Ein halbunterdrücktes Lachen folgte dieser Antwort. „Ich weiß, wo sie sind“, nickte Morris, – „bei meinem Fleisch, das zufällig ein Knochen war. Ich entschädige mich dafür durch Aufzählung aller Branntweinrationen, die uns seit Beginn der Reise vorenthalten worden sind.“

Der Untersteuermann hielt es für besser, die Unterredung zum Abschluß zu bringen. Jeder Matrose fühlt sich durch schlechte Küche in seinen heiligsten Empfindungen verletzt, das wußte er und fürchtete mit Recht, daß ein verstärkter Druck vielleicht einen Ausbruch herbeiführen könnte. Wenn er aber auch für diesen Tag schwieg, so folgten doch viele Tage und viele ähnliche Auftritte. Es wurde bei bestem Wetter ständig Ost-Nord-Ost gesteuert, und Robert konnte nicht umhin, dem Kapitän das Zeugnis eines hervorragenden Seemanns zuzugestehen. Thomas Wright hielt seine Wache so gut wie der letzte Kajütenjunge, er ließ sich durch den Obersteuermann pünktlich alle vier Stunden wecken und machte persönlich eine Runde, um den Stand der Dinge bis ins kleinste hinein selbst zu beurteilen. Als man in die Nähe der Newfoundlandsbänke kam, schlief er nur für Augenblicke auf dem Sofa und ging dann an der gefährlichsten Stelle während der ganzen Nacht auf Deck von einer Seite zur anderen, um Ausschau zu halten.
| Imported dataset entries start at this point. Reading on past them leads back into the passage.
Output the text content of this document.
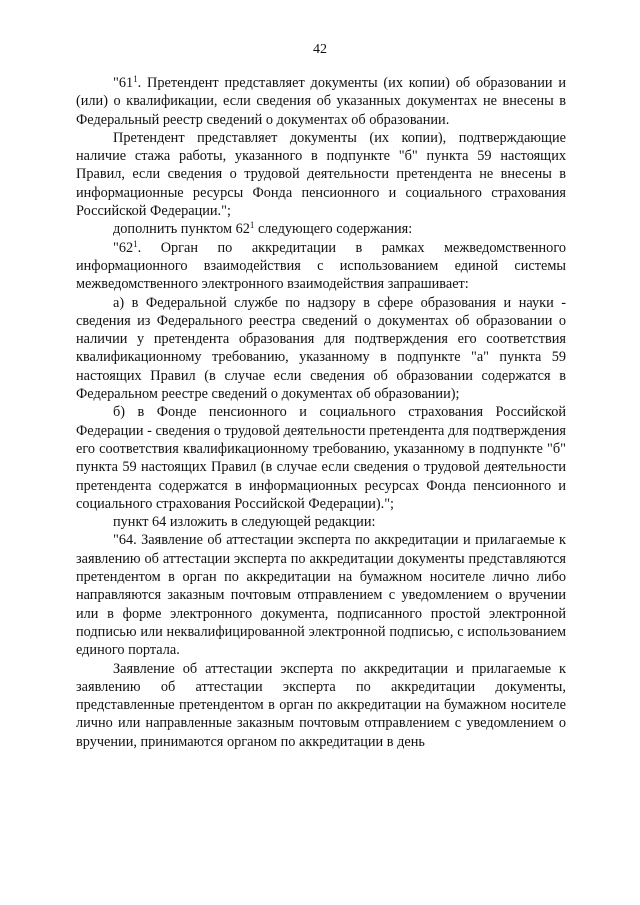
42

"$61^1$. Претендент представляет документы (их копии) об образовании и (или) о квалификации, если сведения об указанных документах не внесены в Федеральный реестр сведений о документах об образовании.

Претендент представляет документы (их копии), подтверждающие наличие стажа работы, указанного в подпункте "б" пункта 59 настоящих Правил, если сведения о трудовой деятельности претендента не внесены в информационные ресурсы Фонда пенсионного и социального страхования Российской Федерации.";

дополнить пунктом $62^1$ следующего содержания:

"$62^1$. Орган по аккредитации в рамках межведомственного информационного взаимодействия с использованием единой системы межведомственного электронного взаимодействия запрашивает:

а) в Федеральной службе по надзору в сфере образования и науки - сведения из Федерального реестра сведений о документах об образовании о наличии у претендента образования для подтверждения его соответствия квалификационному требованию, указанному в подпункте "а" пункта 59 настоящих Правил (в случае если сведения об образовании содержатся в Федеральном реестре сведений о документах об образовании);

б) в Фонде пенсионного и социального страхования Российской Федерации - сведения о трудовой деятельности претендента для подтверждения его соответствия квалификационному требованию, указанному в подпункте "б" пункта 59 настоящих Правил (в случае если сведения о трудовой деятельности претендента содержатся в информационных ресурсах Фонда пенсионного и социального страхования Российской Федерации).";

пункт 64 изложить в следующей редакции:

"64. Заявление об аттестации эксперта по аккредитации и прилагаемые к заявлению об аттестации эксперта по аккредитации документы представляются претендентом в орган по аккредитации на бумажном носителе лично либо направляются заказным почтовым отправлением с уведомлением о вручении или в форме электронного документа, подписанного простой электронной подписью или неквалифицированной электронной подписью, с использованием единого портала.

Заявление об аттестации эксперта по аккредитации и прилагаемые к заявлению об аттестации эксперта по аккредитации документы, представленные претендентом в орган по аккредитации на бумажном носителе лично или направленные заказным почтовым отправлением с уведомлением о вручении, принимаются органом по аккредитации в день
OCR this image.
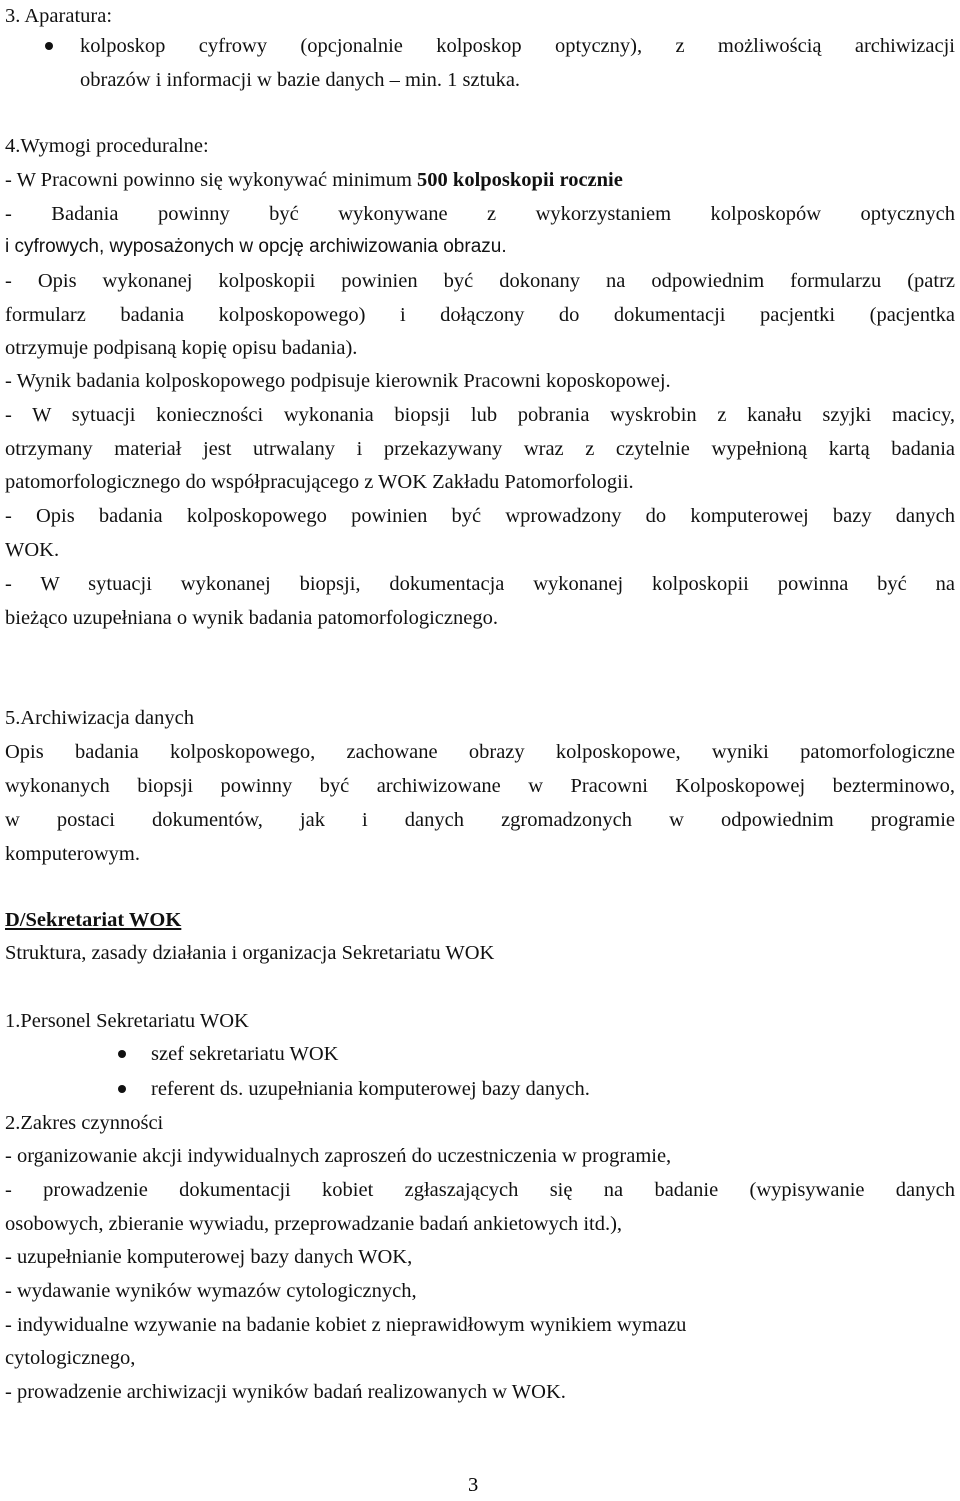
3. Aparatura:
kolposkop cyfrowy (opcjonalnie kolposkop optyczny), z możliwością archiwizacji
obrazów i informacji w bazie danych – min. 1 sztuka.
4.Wymogi proceduralne:
- W Pracowni powinno się wykonywać minimum 500 kolposkopii rocznie
- Badania powinny być wykonywane z wykorzystaniem kolposkopów optycznych
i cyfrowych, wyposażonych w opcję archiwizowania obrazu.
- Opis wykonanej kolposkopii powinien być dokonany na odpowiednim formularzu (patrz
formularz badania kolposkopowego) i dołączony do dokumentacji pacjentki (pacjentka
otrzymuje podpisaną kopię opisu badania).
- Wynik badania kolposkopowego podpisuje kierownik Pracowni koposkopowej.
- W sytuacji konieczności wykonania biopsji lub pobrania wyskrobin z kanału szyjki macicy,
otrzymany materiał jest utrwalany i przekazywany wraz z czytelnie wypełnioną kartą badania
patomorfologicznego do współpracującego z WOK Zakładu Patomorfologii.
- Opis badania kolposkopowego powinien być wprowadzony do komputerowej bazy danych
WOK.
- W sytuacji wykonanej biopsji, dokumentacja wykonanej kolposkopii powinna być na
bieżąco uzupełniana o wynik badania patomorfologicznego.
5.Archiwizacja danych
Opis badania kolposkopowego, zachowane obrazy kolposkopowe, wyniki patomorfologiczne
wykonanych biopsji powinny być archiwizowane w Pracowni Kolposkopowej bezterminowo,
w postaci dokumentów, jak i danych zgromadzonych w odpowiednim programie
komputerowym.
D/Sekretariat WOK
Struktura, zasady działania i organizacja Sekretariatu WOK
1.Personel Sekretariatu WOK
szef sekretariatu WOK
referent ds. uzupełniania komputerowej bazy danych.
2.Zakres czynności
- organizowanie akcji indywidualnych zaproszeń do uczestniczenia w programie,
- prowadzenie dokumentacji kobiet zgłaszających się na badanie (wypisywanie danych
osobowych, zbieranie wywiadu, przeprowadzanie badań ankietowych itd.),
- uzupełnianie komputerowej bazy danych WOK,
- wydawanie wyników wymazów cytologicznych,
- indywidualne wzywanie na badanie kobiet z nieprawidłowym wynikiem wymazu
cytologicznego,
- prowadzenie archiwizacji wyników badań realizowanych w WOK.
3
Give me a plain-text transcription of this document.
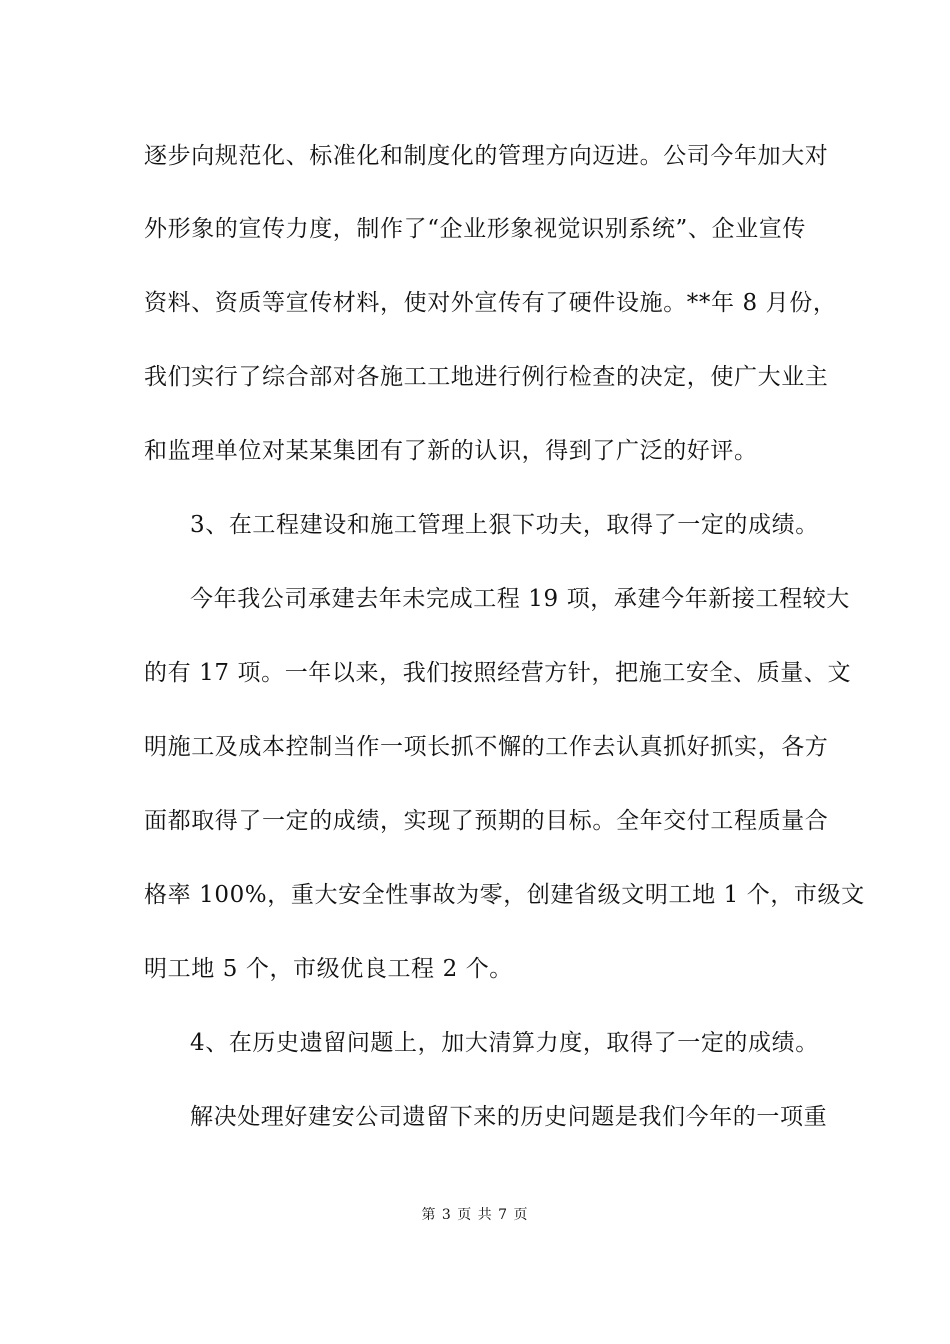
逐步向规范化、标准化和制度化的管理方向迈进。公司今年加大对
外形象的宣传力度，制作了“企业形象视觉识别系统”、企业宣传
资料、资质等宣传材料，使对外宣传有了硬件设施。**年 8 月份，
我们实行了综合部对各施工工地进行例行检查的决定，使广大业主
和监理单位对某某集团有了新的认识，得到了广泛的好评。
3、在工程建设和施工管理上狠下功夫，取得了一定的成绩。
今年我公司承建去年未完成工程 19 项，承建今年新接工程较大
的有 17 项。一年以来，我们按照经营方针，把施工安全、质量、文
明施工及成本控制当作一项长抓不懈的工作去认真抓好抓实，各方
面都取得了一定的成绩，实现了预期的目标。全年交付工程质量合
格率 100%，重大安全性事故为零，创建省级文明工地 1 个，市级文
明工地 5 个，市级优良工程 2 个。
4、在历史遗留问题上，加大清算力度，取得了一定的成绩。
解决处理好建安公司遗留下来的历史问题是我们今年的一项重
第 3 页 共 7 页
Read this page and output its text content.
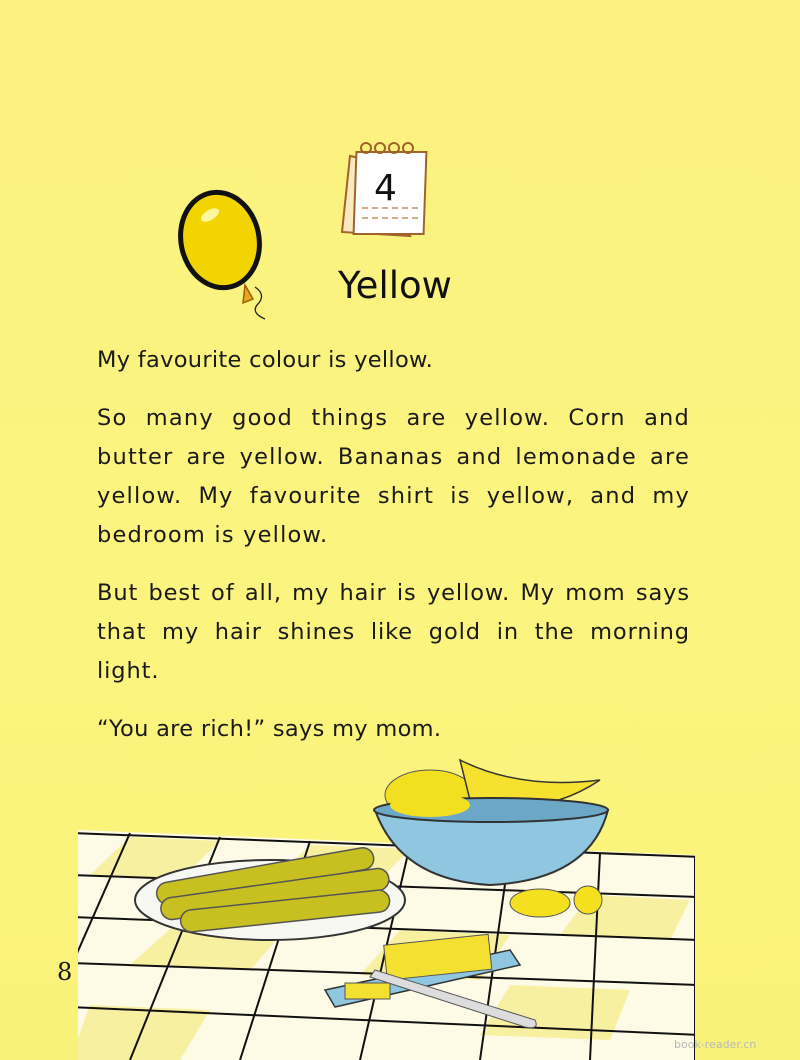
4
Yellow

My favourite colour is yellow.

So many good things are yellow. Corn and butter are yellow. Bananas and lemonade are yellow. My favourite shirt is yellow, and my bedroom is yellow.

But best of all, my hair is yellow. My mom says that my hair shines like gold in the morning light.

“You are rich!” says my mom.

8
book-reader.cn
„So möchte ich werden!“ dachte Robert. „Aber kein Leuteschinder; er ist ein Geizhals durch und durch.“

Der unzufriedene Sheppard, der neben ihm auf seiner Kiste saß und vielleicht beim Anblick des rastlosen Kapitäns das gleiche dachte, stieß ihm mit dem Ellbogen in die Seite. „Du“, sagte er, „heuerst du zum zweitenmal auf dem ›Vogel Greif‹?“

„Wieso? Ich fahre überhaupt auf keinem Schiff zum zweitenmal.“

„Oho! – Das Meer sieht sich überall ähnlich, mein Junge, und vom Land kriegt man ja doch verdammt wenig zu sehen. Wo es gute ›Asche‹ setzt“, hier machte er die Fingerbewegung des Zählens – „da werfe ich Anker.“

Robert ging auf die letzte Anspielung nicht ein. „Warum fragst du also?“ sagte er.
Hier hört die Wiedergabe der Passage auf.